Once the World Was Perfect
Once the world was perfect, and we were happy in that world.
Then we took it for granted.
Discontent began a small rumble in the earthly mind.
Then Doubt pushed through with its spiked head.
And once Doubt ruptured the web,
All manner of demon thoughts Jumped through—
We destroyed the world we had been given
For inspiration, for life—
Each stone of jealousy, each stone
Of fear, greed, envy, and hatred, put out the light.
No one was without a stone in his or her hand.
There we were,
Right back where we had started.
We were bumping into each other
In the dark.
And now we had no place to live, since we didn’t know
How to live with each other.
Then one of the stumbling ones took pity on another
And shared a blanket.
A spark of kindness made a light.
The light made an opening in the darkness.

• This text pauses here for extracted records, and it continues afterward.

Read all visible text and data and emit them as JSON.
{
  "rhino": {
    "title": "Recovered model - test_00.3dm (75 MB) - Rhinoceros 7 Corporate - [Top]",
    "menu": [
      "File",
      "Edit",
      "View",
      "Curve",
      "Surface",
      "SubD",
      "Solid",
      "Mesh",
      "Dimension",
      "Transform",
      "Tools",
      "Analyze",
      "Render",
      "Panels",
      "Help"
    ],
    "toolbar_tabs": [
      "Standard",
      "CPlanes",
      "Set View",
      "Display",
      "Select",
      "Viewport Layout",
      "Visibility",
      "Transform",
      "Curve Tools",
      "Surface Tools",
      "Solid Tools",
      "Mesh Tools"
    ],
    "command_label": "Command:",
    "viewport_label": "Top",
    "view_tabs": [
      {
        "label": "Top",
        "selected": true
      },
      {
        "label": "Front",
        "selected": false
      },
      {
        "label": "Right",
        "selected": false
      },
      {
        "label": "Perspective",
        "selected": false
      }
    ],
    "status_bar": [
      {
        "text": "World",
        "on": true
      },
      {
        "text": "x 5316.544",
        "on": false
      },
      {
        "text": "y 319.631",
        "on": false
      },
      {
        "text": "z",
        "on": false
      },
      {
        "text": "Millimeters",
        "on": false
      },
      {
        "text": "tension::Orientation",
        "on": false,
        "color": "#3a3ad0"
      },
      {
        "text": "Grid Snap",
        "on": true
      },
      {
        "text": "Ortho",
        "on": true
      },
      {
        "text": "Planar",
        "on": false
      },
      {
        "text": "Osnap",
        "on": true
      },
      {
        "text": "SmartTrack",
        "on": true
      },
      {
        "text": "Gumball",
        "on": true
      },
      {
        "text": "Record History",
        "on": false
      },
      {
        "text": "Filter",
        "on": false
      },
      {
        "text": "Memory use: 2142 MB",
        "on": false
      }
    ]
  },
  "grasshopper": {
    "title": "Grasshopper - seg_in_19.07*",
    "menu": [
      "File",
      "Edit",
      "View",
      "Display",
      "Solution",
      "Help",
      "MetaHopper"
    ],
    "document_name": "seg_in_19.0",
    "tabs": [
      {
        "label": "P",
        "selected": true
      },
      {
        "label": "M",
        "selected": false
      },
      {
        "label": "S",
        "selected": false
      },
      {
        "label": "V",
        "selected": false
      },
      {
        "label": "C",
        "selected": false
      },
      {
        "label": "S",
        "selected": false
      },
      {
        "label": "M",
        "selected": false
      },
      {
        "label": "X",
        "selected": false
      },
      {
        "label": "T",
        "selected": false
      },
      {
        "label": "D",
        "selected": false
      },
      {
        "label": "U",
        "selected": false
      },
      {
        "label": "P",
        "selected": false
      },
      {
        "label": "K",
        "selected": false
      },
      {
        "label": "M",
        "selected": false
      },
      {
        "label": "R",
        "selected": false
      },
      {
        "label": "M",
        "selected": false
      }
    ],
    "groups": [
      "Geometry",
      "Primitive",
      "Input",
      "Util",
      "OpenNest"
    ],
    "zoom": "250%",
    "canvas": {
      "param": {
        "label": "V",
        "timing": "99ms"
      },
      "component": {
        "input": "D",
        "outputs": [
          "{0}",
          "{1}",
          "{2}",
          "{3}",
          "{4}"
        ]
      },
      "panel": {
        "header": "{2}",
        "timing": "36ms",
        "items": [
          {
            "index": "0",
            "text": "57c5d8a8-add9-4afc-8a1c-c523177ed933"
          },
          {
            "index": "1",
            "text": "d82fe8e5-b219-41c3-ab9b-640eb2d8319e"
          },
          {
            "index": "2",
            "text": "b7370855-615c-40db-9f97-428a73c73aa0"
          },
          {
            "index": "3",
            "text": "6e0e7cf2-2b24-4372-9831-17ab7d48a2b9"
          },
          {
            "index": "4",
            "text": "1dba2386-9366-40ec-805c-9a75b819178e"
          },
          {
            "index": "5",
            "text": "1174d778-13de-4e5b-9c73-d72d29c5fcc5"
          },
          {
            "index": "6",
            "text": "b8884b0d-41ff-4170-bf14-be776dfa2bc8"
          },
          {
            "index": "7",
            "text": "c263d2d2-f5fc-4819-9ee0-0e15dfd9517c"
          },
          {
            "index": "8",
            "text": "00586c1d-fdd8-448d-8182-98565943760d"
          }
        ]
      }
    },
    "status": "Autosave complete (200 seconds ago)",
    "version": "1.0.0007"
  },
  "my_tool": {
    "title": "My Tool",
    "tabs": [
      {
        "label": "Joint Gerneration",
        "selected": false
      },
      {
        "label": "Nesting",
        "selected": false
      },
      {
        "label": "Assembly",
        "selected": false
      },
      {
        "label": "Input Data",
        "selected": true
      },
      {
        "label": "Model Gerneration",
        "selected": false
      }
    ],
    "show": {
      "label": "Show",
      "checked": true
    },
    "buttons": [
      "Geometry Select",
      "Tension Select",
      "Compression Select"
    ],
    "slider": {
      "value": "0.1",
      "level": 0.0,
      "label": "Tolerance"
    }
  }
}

Everyone worked together to make a ladder.
A Wind Clan person climbed out first into the next world,
And then the other clans, the children of those clans, their children,
And their children, all the way through time—
To now, into this morning light to you.

—Joy Harjo
But perhaps Shelly had the clearest vision of all more than 200 years ago.
Ozymandias

I met a traveller from an antique land,
Who said—“Two vast and trunkless legs of stone
Stand in the desert. . . . Near them, on the sand,
Half sunk a shattered visage lies, whose frown,
And wrinkled lip, and sneer of cold command,
Tell that its sculptor well those passions read
Which yet survive, stamped on these lifeless things,
The hand that mocked them, and the heart that fed;
And on the pedestal, these words appear:
My name is Ozymandias, King of Kings;
Look on my Works, ye Mighty, and despair!
Nothing beside remains. Round the decay
Of that colossal Wreck, boundless and bare
The lone and level sands stretch far away.”